Explaining the proposition
My Glasses Club is unique as unlike most online glasses retailers, it is a subscription product where customers pay from 99p per month for two pairs of glasses as well as cover.
As such, and also as the business is relatively new, it’s important to explain the proposition and how it works.
The homepage does this, with text explaining what this new way to buy glasses online is:
Also, this handy graphic explains the process and benefits of the plan.
Navigation and product selection
The seven product filters on offer are sufficient to narrow the product selection to a manageable number.
As a small improvement, I would suggest showing the numbers of products available for each feature to avoid customers seeing no results at all.
Also, if a new customer comes straight from the homepage they may be unaware of what the fruit symbols mean under plans.
This is clearly explained under the plans link, but perhaps a popup showing details when people mouse over the fruit would help. It could be that many shoppers want to choose the plan that fits their budget first before searching for frames.
These small issues aside, the search and filtering is smooth. Filters can be added and removed easily, and the product selection updates quickly.
Images are all important, especially when users can’t immediately try glasses on.
The site offers a useful zoom tool and three different product views, while some pages have video as well.
Images are high quality and very useful, though perhaps some visitors would also like to see images of glasses on a model to gain a better idea of the fit.
As should always be the case, delivery and returns information is shown clearly which the no-quibble returns policy serves to reassure customers.
Overcoming customer objections and problems
Buying glasses can seem to be a bit trickier than other purchases, so sites need to consider and deal with possible customer problems.
Here are a few examples…
Here’s a great example. My Glasses Club shows common examples of prescriptions to show which measurements customers should look for and how they should input them.
It’s very useful and shows that the designers have thought about how people will use the site, and this should help to overcome what must be a common concern for buyers.
Concerns about fit
One advantage high street opticians have is that customers can try frames for size there and then, and potential online customers will often have concerns about how they will look once delivered.
There’s only so much websites can do about this. There are some sites, such as Warby Parker mentioned in this article, that offer ‘virtual mirrors’, though trying glasses on at home probably trumps such tools for most customers.
So MGC offers a free home trial of up to four pairs, which will enable people to make a more informed decision.
This graphic near the foot of the page provides reassurance, showing the benefits and telling customers they can try glasses on at home and cancel anytime if they want to.
You have your prescription from your optician, you’ve found a pair of glasses that are cheaper than high street prices, then you are flummoxed when the site asks you for your pupil distance.

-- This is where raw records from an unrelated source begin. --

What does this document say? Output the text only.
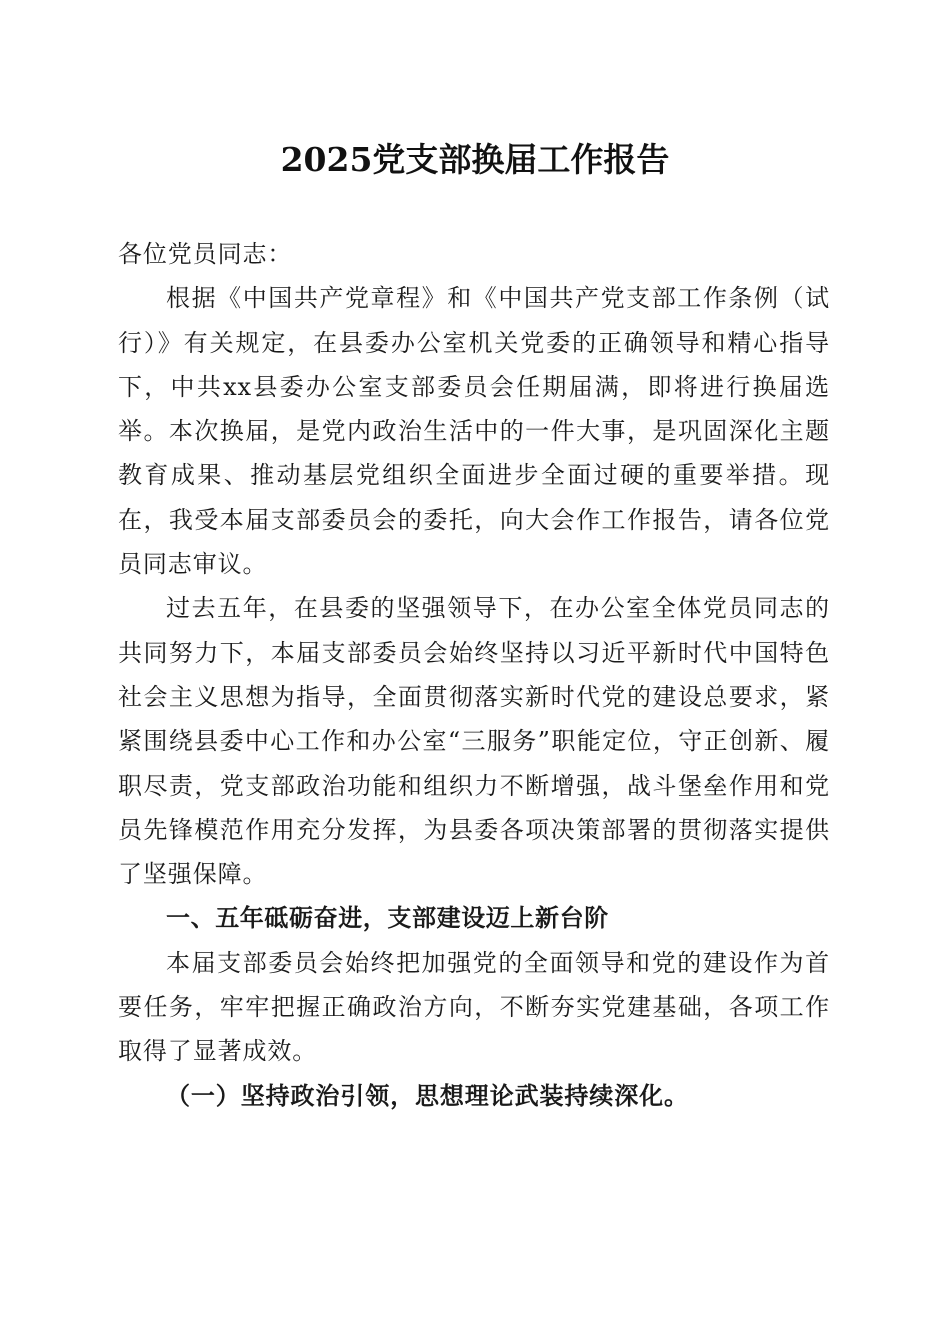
2025党支部换届工作报告

各位党员同志：

根据《中国共产党章程》和《中国共产党支部工作条例（试行）》有关规定，在县委办公室机关党委的正确领导和精心指导下，中共xx县委办公室支部委员会任期届满，即将进行换届选举。本次换届，是党内政治生活中的一件大事，是巩固深化主题教育成果、推动基层党组织全面进步全面过硬的重要举措。现在，我受本届支部委员会的委托，向大会作工作报告，请各位党员同志审议。

过去五年，在县委的坚强领导下，在办公室全体党员同志的共同努力下，本届支部委员会始终坚持以习近平新时代中国特色社会主义思想为指导，全面贯彻落实新时代党的建设总要求，紧紧围绕县委中心工作和办公室“三服务”职能定位，守正创新、履职尽责，党支部政治功能和组织力不断增强，战斗堡垒作用和党员先锋模范作用充分发挥，为县委各项决策部署的贯彻落实提供了坚强保障。

一、五年砥砺奋进，支部建设迈上新台阶

本届支部委员会始终把加强党的全面领导和党的建设作为首要任务，牢牢把握正确政治方向，不断夯实党建基础，各项工作取得了显著成效。

（一）坚持政治引领，思想理论武装持续深化。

It is, as must be obvious from the name, the distance in millimetres between your pupils and is crucial to ensure that your pupils are in the optical centre of each lens. Otherwise, you will get nasty headaches.
Opticians have no obligation to provide this measurement and, quelle surprise, very few will provide this when you request your prescription.
This can prove a stumbling block, so MGC has provided more information about this, suggesting that existing glasses can be used to obtain this number, or customers can measure it themselves.
This is useful information, and the site will be bringing in a measuring app to help overcome this issue.
Committing to a subscription
There are options to pay upfront, but mainly customers are encouraged to sign up for monthly payments.
For many customers, even the the cost can be the same, signing up for monthly payments seems a bigger commitment.
The trick is to make is seem less of a risk to customers, and reassurances that they can cancel any time.
Completing the purchase
Once you have selected the frames and plan, you’re led to this page, where you can add your prescription details.
It’s presented as a four stage process, which makes it clearer to users what they need to do.
One thing here. The fact that the total to pay is shown as the full membership charges for the year may surprise some customers who were expecting to pay monthly.
In fact, customers have the option of paying upfront or monthly, but this is only made clear after you click on the ‘pay now’ button.
I would worry that some may be deterred from pressing the button as the charges are higher than they expected.
Back to the ordering process. Prescription entry is simple enough, and the aforementioned prescription guide helps you to decipher the numbers if you need to.
Registration and payment
After selecting glasses, and before you reach the ‘four stage process’ screen shown above, registration is neatly dealt with in this light box:
Just four fields are needed to progress, so registration doesn’t seem such a barrier. Besides, people joining a club with monthly fees would naturally expect to have to register anyway.
The checkout is a one page process which, though it requires much the same information as longer checkouts, does make the payment process seem less on an effort.
Security logos offer reassurance for customers new to the site, while a persistent reminder of the order and total price is useful.
MyGlassesClub offers an excellent all round customer experience and, for a new business, does a good job of explaining the proposition for customers.
It deals with potential stumbling blocks (prescriptions, pupil distance etc) and key features like form design make the process easier.